I was expecting gunman to chime in though he may feel that each of us has posted a good number of postings on W & S though I do have some things to say that I have not covered regarding the 700 series. As other folks have said that the 400 series was a more up market gun the reason being it was built and sold before ww2 with the 700 coming after ww 2 at a time when things in Britain was a lot of hand to mouth with rashoning that went on until 1954. Because of this people did not have a lot of disposable income so W & S still had to produce a home market range of shot guns so the 700 series side by side was produced as a cost cut 400 series. There where cost limitations removal of screw grip disk set strikers and back to basic wood, though on the working parts that mattered quality stayed the same with very little alterations. One benefit of the war that a lot of good quality steel was available at low prices.
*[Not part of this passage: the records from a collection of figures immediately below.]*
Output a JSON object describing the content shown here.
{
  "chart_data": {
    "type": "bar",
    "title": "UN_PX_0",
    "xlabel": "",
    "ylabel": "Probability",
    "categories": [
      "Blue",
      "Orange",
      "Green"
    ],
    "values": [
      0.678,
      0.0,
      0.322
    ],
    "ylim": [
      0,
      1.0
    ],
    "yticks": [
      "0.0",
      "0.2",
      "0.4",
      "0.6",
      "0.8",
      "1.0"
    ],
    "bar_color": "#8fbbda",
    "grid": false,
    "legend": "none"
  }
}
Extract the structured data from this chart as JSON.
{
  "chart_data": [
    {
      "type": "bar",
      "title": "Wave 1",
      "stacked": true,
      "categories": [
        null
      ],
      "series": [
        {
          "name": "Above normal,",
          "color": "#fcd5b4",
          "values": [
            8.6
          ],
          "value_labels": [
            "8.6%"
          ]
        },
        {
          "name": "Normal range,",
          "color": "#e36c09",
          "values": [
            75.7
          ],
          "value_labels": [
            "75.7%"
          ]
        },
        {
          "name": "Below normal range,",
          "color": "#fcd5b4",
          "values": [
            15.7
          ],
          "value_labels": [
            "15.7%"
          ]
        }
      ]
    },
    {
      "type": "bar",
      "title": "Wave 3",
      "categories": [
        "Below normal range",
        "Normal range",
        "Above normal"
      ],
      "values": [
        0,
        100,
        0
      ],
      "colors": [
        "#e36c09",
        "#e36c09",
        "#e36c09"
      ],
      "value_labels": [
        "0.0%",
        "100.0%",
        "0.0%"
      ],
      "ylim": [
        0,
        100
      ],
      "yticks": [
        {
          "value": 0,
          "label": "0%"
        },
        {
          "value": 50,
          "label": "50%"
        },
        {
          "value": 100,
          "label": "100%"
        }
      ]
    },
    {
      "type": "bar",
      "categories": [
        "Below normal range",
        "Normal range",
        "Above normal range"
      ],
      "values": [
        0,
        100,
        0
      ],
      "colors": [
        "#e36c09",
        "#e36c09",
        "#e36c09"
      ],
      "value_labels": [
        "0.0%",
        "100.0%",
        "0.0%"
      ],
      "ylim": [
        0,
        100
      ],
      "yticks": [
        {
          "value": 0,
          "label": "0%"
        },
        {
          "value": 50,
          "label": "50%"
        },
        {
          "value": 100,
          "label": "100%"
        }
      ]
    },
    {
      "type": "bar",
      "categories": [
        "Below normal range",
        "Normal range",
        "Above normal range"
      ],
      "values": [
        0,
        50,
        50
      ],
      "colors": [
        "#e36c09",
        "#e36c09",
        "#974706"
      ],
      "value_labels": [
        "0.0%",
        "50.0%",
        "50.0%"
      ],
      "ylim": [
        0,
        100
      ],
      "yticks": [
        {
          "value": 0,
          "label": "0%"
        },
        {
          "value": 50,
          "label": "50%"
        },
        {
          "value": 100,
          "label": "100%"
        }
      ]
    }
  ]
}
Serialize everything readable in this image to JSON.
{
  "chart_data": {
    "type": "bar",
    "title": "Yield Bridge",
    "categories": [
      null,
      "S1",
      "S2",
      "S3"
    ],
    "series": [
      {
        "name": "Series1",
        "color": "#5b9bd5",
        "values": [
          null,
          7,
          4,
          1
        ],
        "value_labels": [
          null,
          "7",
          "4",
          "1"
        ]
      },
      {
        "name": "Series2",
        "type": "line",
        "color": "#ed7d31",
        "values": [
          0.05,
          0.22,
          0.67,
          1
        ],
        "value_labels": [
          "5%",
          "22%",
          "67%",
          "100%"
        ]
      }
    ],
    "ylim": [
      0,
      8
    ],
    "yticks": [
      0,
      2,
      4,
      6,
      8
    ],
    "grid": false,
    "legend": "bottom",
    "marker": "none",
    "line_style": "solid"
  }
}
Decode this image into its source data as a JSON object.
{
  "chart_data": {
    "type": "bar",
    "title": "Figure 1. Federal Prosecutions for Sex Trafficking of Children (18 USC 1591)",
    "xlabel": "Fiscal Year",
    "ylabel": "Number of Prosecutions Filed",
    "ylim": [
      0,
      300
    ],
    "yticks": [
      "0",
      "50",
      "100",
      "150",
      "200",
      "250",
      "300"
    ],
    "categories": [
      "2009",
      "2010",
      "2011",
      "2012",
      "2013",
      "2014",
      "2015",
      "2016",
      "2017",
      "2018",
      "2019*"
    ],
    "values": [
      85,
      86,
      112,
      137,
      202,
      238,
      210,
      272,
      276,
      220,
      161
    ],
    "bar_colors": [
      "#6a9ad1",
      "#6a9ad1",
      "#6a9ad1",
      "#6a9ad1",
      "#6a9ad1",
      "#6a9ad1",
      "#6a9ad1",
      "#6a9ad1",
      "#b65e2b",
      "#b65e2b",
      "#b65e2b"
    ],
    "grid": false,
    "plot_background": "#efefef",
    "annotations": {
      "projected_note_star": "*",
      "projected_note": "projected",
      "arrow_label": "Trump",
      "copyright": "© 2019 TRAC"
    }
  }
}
The first guns that came out of the factory where real plain Jane's and that name did stick for many years though the kinder name was a keepers gun with no frills but with ejectors the ability to work well in all situations with very little service if any.
This is my 1950 700 what you see is what you get. But what you cant see is the handling and balance being slightly lighter and is far superior to the models that followed along later.
Also with 21/2 inch chambers
Just for comparison two actions one very early and a later offering of the 700 the bottom action in the photograph is the oldest
Finally a mid 70's version but by then w & S would make many barrel lengths and different wood and engraving qualities, including some two barrel sets
All with 23/4 inch chambers though the later versions do not handle like their first offerings but as they say what cant speak cant lie a vast am mount of the factory's 700 output is still with us and working well some 60 years later.
Engraving is not generous but it is hand engraved with the engravers having a little personal flexibility on how they engraved the guns as you will see from the action photograph. Could say a lot more but it has already been said a number of times though one thing that is starting to grate with me is the much rolled out fixed hinge pin with you have to do work on the barrel hook if the gun comes off face. From what I have found there are mot many gunsmiths want to go to all the work of removing the hinge pin and making a larger replacement when they could just weld the barrel hook and that goes for many guns.